While sovereign American Indian and Alaskan Native (AI/AN) tribes and communities across the United States have distinct languages and cultures, there is one unfortunate characteristic they share: extremely poor cancer health outcomes. Compounded by lower rates of cancer screening and more limited access to healthcare, AI/AN are more often diagnosed at later stages of disease and have the poorest outcomes for all types of cancer when compared to any other population in the United States. While the cause of these poor cancer health outcomes is likely multifactorial, a potential and largely unexplored factor is variation in the molecular genetic profiles of cancers arising in AI/AN. AI/AN populations were strikingly understudied in The NIH Cancer Genome Atlas Project (TCGA), accounting for < 0.5% of the cancer patients studied from across the nation.

Of the nearly 11,000 patients sequenced in TCGA, only 27 (0.25%) were identified as AI/AN. It is our hypothesis that through appropriate, respectful AI/AN participant and community engagement and comprehensive genomic sequencing, we will discover novel germline and somatic tumor mutations, differences in the spectrum and/or frequency of cancer-promoting mutations, and genome-wide mutational signatures reflective of distinct exposures. It is our goal to translate these discoveries to improved cancer screening, precision prevention, and therapeutic intervention for AI participants and their communities. These studies will contribute new knowledge that benefits all U.S. populations.

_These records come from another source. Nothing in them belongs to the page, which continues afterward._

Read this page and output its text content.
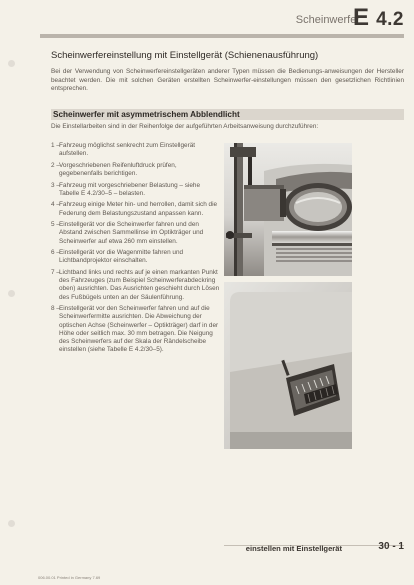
Scheinwerfer
E 4.2
Scheinwerfereinstellung mit Einstellgerät (Schienenausführung)
Bei der Verwendung von Scheinwerfereinstellgeräten anderer Typen müssen die Bedienungs-anweisungen der Hersteller beachtet werden. Die mit solchen Geräten erstellten Scheinwerfer-einstellungen müssen den gesetzlichen Richtlinien entsprechen.
Scheinwerfer mit asymmetrischem Abblendlicht
Die Einstellarbeiten sind in der Reihenfolge der aufgeführten Arbeitsanweisung durchzuführen:
1 – Fahrzeug möglichst senkrecht zum Einstellgerät aufstellen.
2 – Vorgeschriebenen Reifenluftdruck prüfen, gegebenenfalls berichtigen.
3 – Fahrzeug mit vorgeschriebener Belastung – siehe Tabelle E 4.2/30–5 – belasten.
4 – Fahrzeug einige Meter hin- und herrollen, damit sich die Federung dem Belastungszustand anpassen kann.
5 – Einstellgerät vor die Scheinwerfer fahren und den Abstand zwischen Sammellinse im Optikträger und Scheinwerfer auf etwa 260 mm einstellen.
6 – Einstellgerät vor die Wagenmitte fahren und Lichtbandprojektor einschalten.
7 – Lichtband links und rechts auf je einen markanten Punkt des Fahrzeuges (zum Beispiel Scheinwerferabdeckring oben) ausrichten. Das Ausrichten geschieht durch Lösen des Fußbügels unten an der Säulenführung.
8 – Einstellgerät vor den Scheinwerfer fahren und auf die Scheinwerfermitte ausrichten. Die Abweichung der optischen Achse (Scheinwerfer – Optikträger) darf in der Höhe oder seitlich max. 30 mm betragen. Die Neigung des Scheinwerfers auf der Skala der Rändelscheibe einstellen (siehe Tabelle E 4.2/30–5).
einstellen mit Einstellgerät	30 - 1
006.00.01 Printed in Germany 7.69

In this PE-CGS Center, while all cancers are under study, we are focusing on the molecular characterization of cancers that occur with increased frequency or those which are associated with particularly poor outcomes in AI communities in the American Southwest including: gastrointestinal and hepatobiliary cancers (stomach, colorectal, pancreatic, liver, biliary tract); genitourinary cancers (kidney, prostate); and other hormone-dependent cancers (breast, ovarian cancers). Our Specific Aims are to develop respectful and trusted means to: 1) Engage AI participants (cancer patients, survivors), Tribal Advisory and Governance Committees, and communities in participatory research studies of the molecular characterization of cancer, particularly focusing on cancers that display striking differences in incidence and outcome in Tribal Nations in the Southwest; 2) Discover novel somatic and germline mutations and/or differences in the spectrum and frequency of cancer-promoting mutations, and genome-wide mutational signatures reflective of specific exposures in AI participants, relative to other U.S. populations; 3) Disseminate clinical grade sequencing results and knowledge gained directly to cancer patient participants and their healthcare providers for their beneficence, supported with genetic counseling and navigation to treatment; and 4) Share anonymized, deidentified data and knowledge gained to Tribal participants, Advisory Committees, leaders, and communities using respectful means of engagement and communication, and also with the broader scientific community through the NCI Genome Data Commons and publication of scientific results in accordance with NIH Data Sharing Policies and Tribal Data Use Agreements.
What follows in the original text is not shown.